Fourthly, the institutional shareholders most likely to use these new proposed election contest rules will be the labor unions and public pension funds that have interests and agendas that often are different from the company's. Directors who are nominated by these special interest groups will end up politicizing the board and impeding the board's proper function.
Finally, we agree that those companies that are not "accelerated filers" (generally, those with an aggregate market value of less than $75 million) should be exempted from these proposed rules. As the SEC noted, more than 90% of the companies involved in shareholder proposals filed with the Commission during the 2002-2003 proxy season were accelerated filers. If the focus of the proposed rules is on companies that have an ineffective proxy process, then the rules should apply exclusively to the larger accelerated filers. Furthermore, these proposed rules will have a disproportionate impact on smaller companies with smaller boards and fewer shareholders. Managements of smaller companies would have a more difficult time coping with the legal complexity of these regulations and the expenses that would be associated with an election contest.

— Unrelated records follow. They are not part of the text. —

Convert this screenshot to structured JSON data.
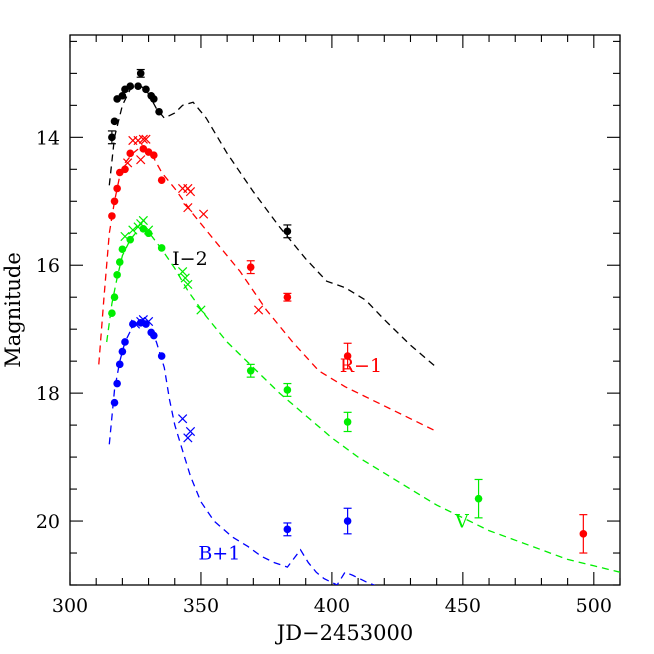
{
  "chart_data": {
    "type": "scatter",
    "title": "",
    "xlabel": "JD−2453000",
    "ylabel": "Magnitude",
    "xlim": [
      300,
      510
    ],
    "ylim": [
      21,
      12.4
    ],
    "y_inverted": true,
    "grid": false,
    "x_ticks": [
      300,
      350,
      400,
      450,
      500
    ],
    "y_ticks": [
      14,
      16,
      18,
      20
    ],
    "series": [
      {
        "name": "I−2",
        "color": "#000000",
        "label_pos": {
          "x": 339,
          "y": 16.0
        },
        "dots": [
          [
            316,
            14.0
          ],
          [
            317,
            13.75
          ],
          [
            318,
            13.4
          ],
          [
            320,
            13.35
          ],
          [
            321,
            13.25
          ],
          [
            323,
            13.2
          ],
          [
            326,
            13.2
          ],
          [
            327,
            13.0
          ],
          [
            329,
            13.25
          ],
          [
            331,
            13.35
          ],
          [
            332,
            13.4
          ],
          [
            334,
            13.6
          ],
          [
            383,
            15.47
          ]
        ],
        "dot_err": [
          [
            316,
            0.1
          ],
          [
            383,
            0.1
          ],
          [
            327,
            0.06
          ]
        ],
        "crosses": [],
        "model": [
          [
            315,
            14.75
          ],
          [
            317,
            14.0
          ],
          [
            320,
            13.5
          ],
          [
            323,
            13.25
          ],
          [
            326,
            13.18
          ],
          [
            329,
            13.25
          ],
          [
            333,
            13.55
          ],
          [
            336,
            13.7
          ],
          [
            340,
            13.62
          ],
          [
            343,
            13.5
          ],
          [
            347,
            13.45
          ],
          [
            352,
            13.7
          ],
          [
            360,
            14.25
          ],
          [
            370,
            14.85
          ],
          [
            380,
            15.4
          ],
          [
            390,
            15.9
          ],
          [
            398,
            16.25
          ],
          [
            405,
            16.35
          ],
          [
            413,
            16.55
          ],
          [
            420,
            16.85
          ],
          [
            430,
            17.25
          ],
          [
            440,
            17.6
          ]
        ]
      },
      {
        "name": "R−1",
        "color": "#ff0000",
        "label_pos": {
          "x": 403,
          "y": 17.67
        },
        "dots": [
          [
            316,
            15.23
          ],
          [
            317,
            15.0
          ],
          [
            318,
            14.8
          ],
          [
            319,
            14.55
          ],
          [
            321,
            14.5
          ],
          [
            323,
            14.25
          ],
          [
            328,
            14.18
          ],
          [
            330,
            14.23
          ],
          [
            332,
            14.28
          ],
          [
            335,
            14.67
          ],
          [
            369,
            16.03
          ],
          [
            383,
            16.5
          ],
          [
            406,
            17.42
          ],
          [
            496,
            20.2
          ]
        ],
        "dot_err": [
          [
            369,
            0.1
          ],
          [
            383,
            0.06
          ],
          [
            406,
            0.2
          ],
          [
            496,
            0.3
          ]
        ],
        "crosses": [
          [
            322,
            14.4
          ],
          [
            324,
            14.05
          ],
          [
            326,
            14.05
          ],
          [
            327,
            14.35
          ],
          [
            328,
            14.03
          ],
          [
            329,
            14.03
          ],
          [
            343,
            14.8
          ],
          [
            345,
            14.8
          ],
          [
            346,
            14.85
          ],
          [
            345,
            15.1
          ],
          [
            351,
            15.2
          ],
          [
            372,
            16.7
          ]
        ],
        "model": [
          [
            311,
            17.55
          ],
          [
            313,
            16.5
          ],
          [
            315,
            15.5
          ],
          [
            317,
            15.0
          ],
          [
            319,
            14.6
          ],
          [
            321,
            14.4
          ],
          [
            324,
            14.25
          ],
          [
            327,
            14.15
          ],
          [
            331,
            14.25
          ],
          [
            335,
            14.55
          ],
          [
            340,
            14.8
          ],
          [
            347,
            15.2
          ],
          [
            355,
            15.6
          ],
          [
            365,
            16.1
          ],
          [
            375,
            16.7
          ],
          [
            385,
            17.2
          ],
          [
            395,
            17.65
          ],
          [
            405,
            17.9
          ],
          [
            415,
            18.1
          ],
          [
            425,
            18.3
          ],
          [
            440,
            18.6
          ]
        ]
      },
      {
        "name": "V",
        "color": "#00ee00",
        "label_pos": {
          "x": 447,
          "y": 20.1
        },
        "dots": [
          [
            316,
            16.75
          ],
          [
            317,
            16.5
          ],
          [
            318,
            16.15
          ],
          [
            319,
            15.95
          ],
          [
            320,
            15.75
          ],
          [
            323,
            15.6
          ],
          [
            328,
            15.43
          ],
          [
            330,
            15.5
          ],
          [
            335,
            15.73
          ],
          [
            369,
            17.65
          ],
          [
            383,
            17.95
          ],
          [
            406,
            18.45
          ],
          [
            456,
            19.65
          ]
        ],
        "dot_err": [
          [
            369,
            0.1
          ],
          [
            383,
            0.1
          ],
          [
            406,
            0.15
          ],
          [
            456,
            0.3
          ]
        ],
        "crosses": [
          [
            321,
            15.55
          ],
          [
            324,
            15.45
          ],
          [
            326,
            15.4
          ],
          [
            327,
            15.35
          ],
          [
            328,
            15.3
          ],
          [
            330,
            15.45
          ],
          [
            343,
            16.1
          ],
          [
            344,
            16.2
          ],
          [
            345,
            16.3
          ],
          [
            350,
            16.7
          ]
        ],
        "model": [
          [
            314,
            17.2
          ],
          [
            316,
            16.6
          ],
          [
            318,
            16.2
          ],
          [
            320,
            15.85
          ],
          [
            323,
            15.6
          ],
          [
            326,
            15.45
          ],
          [
            330,
            15.48
          ],
          [
            335,
            15.75
          ],
          [
            340,
            16.05
          ],
          [
            345,
            16.4
          ],
          [
            352,
            16.8
          ],
          [
            360,
            17.2
          ],
          [
            370,
            17.6
          ],
          [
            380,
            18.0
          ],
          [
            390,
            18.35
          ],
          [
            400,
            18.7
          ],
          [
            410,
            19.0
          ],
          [
            420,
            19.25
          ],
          [
            430,
            19.5
          ],
          [
            440,
            19.75
          ],
          [
            450,
            19.95
          ],
          [
            460,
            20.15
          ],
          [
            470,
            20.3
          ],
          [
            480,
            20.45
          ],
          [
            490,
            20.6
          ],
          [
            500,
            20.7
          ],
          [
            510,
            20.8
          ]
        ]
      },
      {
        "name": "B+1",
        "color": "#0000ff",
        "label_pos": {
          "x": 349,
          "y": 20.6
        },
        "dots": [
          [
            317,
            18.15
          ],
          [
            318,
            17.85
          ],
          [
            319,
            17.55
          ],
          [
            320,
            17.35
          ],
          [
            321,
            17.2
          ],
          [
            324,
            16.92
          ],
          [
            327,
            16.9
          ],
          [
            329,
            16.92
          ],
          [
            331,
            17.05
          ],
          [
            332,
            17.1
          ],
          [
            335,
            17.42
          ],
          [
            383,
            20.13
          ],
          [
            406,
            20.0
          ]
        ],
        "dot_err": [
          [
            383,
            0.1
          ],
          [
            406,
            0.2
          ]
        ],
        "crosses": [
          [
            325,
            16.92
          ],
          [
            327,
            16.88
          ],
          [
            328,
            16.85
          ],
          [
            330,
            16.88
          ],
          [
            343,
            18.4
          ],
          [
            345,
            18.7
          ],
          [
            346,
            18.6
          ]
        ],
        "model": [
          [
            315,
            18.8
          ],
          [
            317,
            17.95
          ],
          [
            319,
            17.5
          ],
          [
            321,
            17.2
          ],
          [
            324,
            16.95
          ],
          [
            327,
            16.88
          ],
          [
            330,
            16.95
          ],
          [
            333,
            17.2
          ],
          [
            336,
            17.6
          ],
          [
            338,
            18.1
          ],
          [
            340,
            18.5
          ],
          [
            343,
            18.9
          ],
          [
            346,
            19.3
          ],
          [
            350,
            19.7
          ],
          [
            355,
            20.0
          ],
          [
            362,
            20.25
          ],
          [
            368,
            20.4
          ],
          [
            373,
            20.55
          ],
          [
            378,
            20.65
          ],
          [
            383,
            20.72
          ],
          [
            388,
            20.45
          ],
          [
            391,
            20.65
          ],
          [
            394,
            20.8
          ],
          [
            397,
            20.9
          ],
          [
            402,
            21.0
          ],
          [
            405,
            20.8
          ],
          [
            408,
            20.85
          ],
          [
            413,
            20.95
          ],
          [
            419,
            21.05
          ]
        ]
      }
    ]
  }
}
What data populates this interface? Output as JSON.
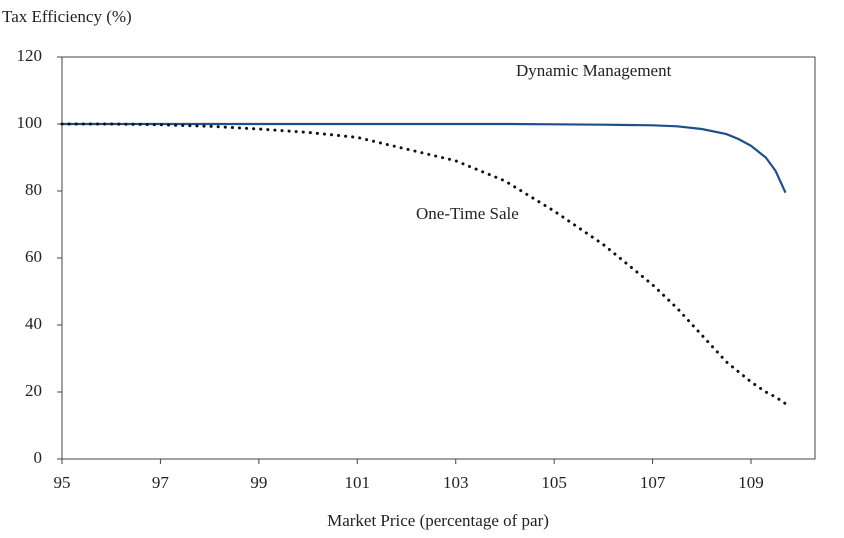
{
  "chart_data": {
    "type": "line",
    "y_axis_title": "Tax Efficiency (%)",
    "x_axis_title": "Market Price (percentage of par)",
    "x": [
      95,
      96,
      97,
      98,
      99,
      100,
      101,
      102,
      103,
      104,
      105,
      106,
      107,
      107.5,
      108,
      108.5,
      108.75,
      109,
      109.3,
      109.5,
      109.7
    ],
    "series": [
      {
        "name": "Dynamic Management",
        "color": "#1f4e8c",
        "style": "solid",
        "values": [
          100,
          100,
          100,
          100,
          100,
          100,
          100,
          100,
          100,
          100,
          99.9,
          99.8,
          99.6,
          99.3,
          98.5,
          97,
          95.5,
          93.5,
          90,
          86,
          79.5
        ]
      },
      {
        "name": "One-Time Sale",
        "color": "#111111",
        "style": "dotted",
        "values": [
          100,
          100,
          99.8,
          99.3,
          98.5,
          97.5,
          96,
          92.5,
          89,
          83,
          74,
          64,
          52,
          45,
          37,
          29,
          26,
          23,
          20,
          18.5,
          16.5
        ]
      }
    ],
    "xlim": [
      95,
      110.3
    ],
    "ylim": [
      0,
      120
    ],
    "xticks": [
      95,
      97,
      99,
      101,
      103,
      105,
      107,
      109
    ],
    "yticks": [
      0,
      20,
      40,
      60,
      80,
      100,
      120
    ]
  }
}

In conclusion, we urge the SEC at a minimum to postpone consideration of these proposals until public companies have had the chance to digest the numerous regulations and listing standards that have been issued under Sarbanes-Oxley and by the stock exchanges. ICBA also urges the SEC to reconsider the proposal since public companies and in particular, community banks and bank holding companies, will have a harder time attracting qualified directors. Election contests at annual meetings will become more common resulting in boards that are more politicized and less able to function properly. Furthermore, we agree that companies that are not accelerated filers should be exempted from the proposed rules. If you have questions or need any additional information, please contact Chris Cole, ICBA's regulatory counsel at 202-659-8111 or Chris.Cole@icba.org.
1 ICBA is the primary voice for the nation's community banks, representing 5,000 institutions at more than 17,000 locations nationwide. Community banks are independently owned and operated and are characterized by attention to customer service, lower fees and small business, agricultural and consumer lending. ICBA's members hold more than $511 billion in insured deposits, $624 billion in assets and more than $391 billion in loans for consumers, small businesses and farms. They employ nearly 231,000 citizens in the communities they serve.